Ее письмо о продаже дома было отправлено, но документов о расторжении брака она так и не получала. Видимо, юристы не разделяли спешки Сильвии. Но гордость Анджело не позволит родиться наследнику вне брака…

Элли начало казаться — все еще очень неопределенно. Как она могла планировать свое будущее, когда прошлое никак не отдалится от нее?

Несмотря на спокойствие монастырской жизни, тянущееся ожидание отбирало у нее все силы. Пища здесь была вкусной, но аппетит покинул ее, и Элли похудела. Она была вялой и плохо спала. К тому же ей все время хотелось плакать. Она даже обратилась в лазарет к сестре Перпетуе, которая посоветовала свежий воздух и упражнения.

Элли последовала совету, но сегодня утром проснулась с головной болью и слабостью.

«Я не могу болеть, — говорила она себе. — Мне со стольким надо справиться, я не хочу быть обузой для монашек».
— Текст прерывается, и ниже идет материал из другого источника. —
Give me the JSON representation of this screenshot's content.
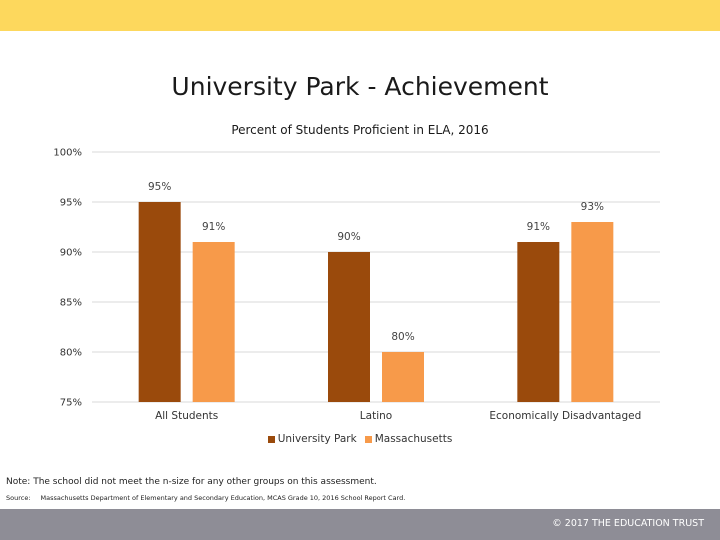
{
  "theme": {
    "top_band_color": "#fdd85d",
    "bottom_band_color": "#8e8d96",
    "series_colors": [
      "#9a4a0c",
      "#f79a4a"
    ]
  },
  "slide": {
    "title": "University Park - Achievement",
    "note": "Note: The school did not meet the n-size for any other groups on this assessment.",
    "source_label": "Source:",
    "source_text": "Massachusetts Department of Elementary and Secondary Education, MCAS Grade 10, 2016 School Report Card.",
    "copyright": "© 2017 THE EDUCATION TRUST"
  },
  "chart_data": {
    "type": "bar",
    "title": "Percent of Students Proficient in ELA, 2016",
    "categories": [
      "All Students",
      "Latino",
      "Economically Disadvantaged"
    ],
    "series": [
      {
        "name": "University Park",
        "values": [
          95,
          90,
          91
        ],
        "labels": [
          "95%",
          "90%",
          "91%"
        ]
      },
      {
        "name": "Massachusetts",
        "values": [
          91,
          80,
          93
        ],
        "labels": [
          "91%",
          "80%",
          "93%"
        ]
      }
    ],
    "ylim": [
      75,
      100
    ],
    "yticks": [
      {
        "value": 75,
        "label": "75%"
      },
      {
        "value": 80,
        "label": "80%"
      },
      {
        "value": 85,
        "label": "85%"
      },
      {
        "value": 90,
        "label": "90%"
      },
      {
        "value": 95,
        "label": "95%"
      },
      {
        "value": 100,
        "label": "100%"
      }
    ],
    "grid": true,
    "legend_position": "bottom"
  }
}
Находясь с детьми, она развеялась, и головная боль ушла. Но мысль о еде все еще не привлекала ее. Может, пропустить обед и отдохнуть?

Отвернувшись от окна, она увидела матушку Фелиситас с конвертом в руке:

— Это тебе, мое дитя.

Письмо пришло из агентства недвижимости. Может, они продали «Каза Бьянка»?

Элли вскрыла конверт, вытащила письмо и пробежала глазами по тексту.

«Очень многие интересуются «Каза Бьянка», — сообщалось в письме, — но самую большую цену предложил граф Анджело Манзини».

Элли выдохнула, слова проплывали перед глазами. Она повернулась к матушке и прошептала:

— Мой дом. Он купил мой дом для нее…

Непроглядная темнота накрыла ее.

Глава 13

Элли пришла в себя в лазарете.

— Со мной все в порядке! — пыталась убедить она матушку Фелиситас. — Просто неожиданные вести. Вот почему я упала в обморок. Я здорова.

— Нет, нет! — Матушка Фелиситас гладила ее по руке. — Сестра Перпетуя говорит: симптомы ранней беременности часто неприятны.

Словно бомба взорвалась в тишине лазарета.

— Ребенок?! Она говорит, что у меня ребенок? Но это невозможно!

— Сестра Перпетуя работала акушеркой, прежде чем пришла к нам. Она сообщила о своих подозрениях еще неделю назад. Что бы ни произошло в прошлом, ты должна поделиться со своим мужем.

— Нет, я не могу. — Элли резко села в кровати.

— Но в таком случае ты сможешь дать ребенку его имя. Твое положение не может оставаться секретом. Граф Манзини должен знать, что станет отцом.

— Это последнее, о чем он хочет услышать, — прошептала Элли. — Пожалуйста, поверьте мне, матушка, и не просите объяснить.

Осознав, что она потеряла, Элли беспомощно заплакала.

Вымотанная, она спала этой ночью гораздо лучше — после отвара, приготовленного сестрой Перпетуей, она проснулась спокойная и уверенная.

Она забудет о прошлом и устроится в Англии с помощью денег, что заплатит ей Анджело за «Каза Бьянка».

У него теперь все есть. Ее гордость, ее воспоминания, ее домик. Ее любовь.

За обедом Элли съела немного супа и пасты и, приободренная медсестрой, села во дворе под деревом. Было жарко, даже птицы почти не пели. День едва ли подходил для серьезных решений.

Сначала, услышав громкий лай, Элли решила, что дремлет. Но по двору мчался к ней реальный пес с круглой мордой и развевающимися ушами. Он махал хвостом и восторженно лаял.

— Поко?! Что ты здесь делаешь?

И тут Элли поняла, кто стоял в арке — высокий, стройный мужчина в кремовых брюках и черной рубашке.

«О нет, — думала она. — Это неправда. Это происходит не со мной».

Элли знала, как сейчас выглядит: испуганные глаза, распущенные волосы, простое платье. Она тут же вскочила со скамейки, сложив руки на груди, будто защищаясь.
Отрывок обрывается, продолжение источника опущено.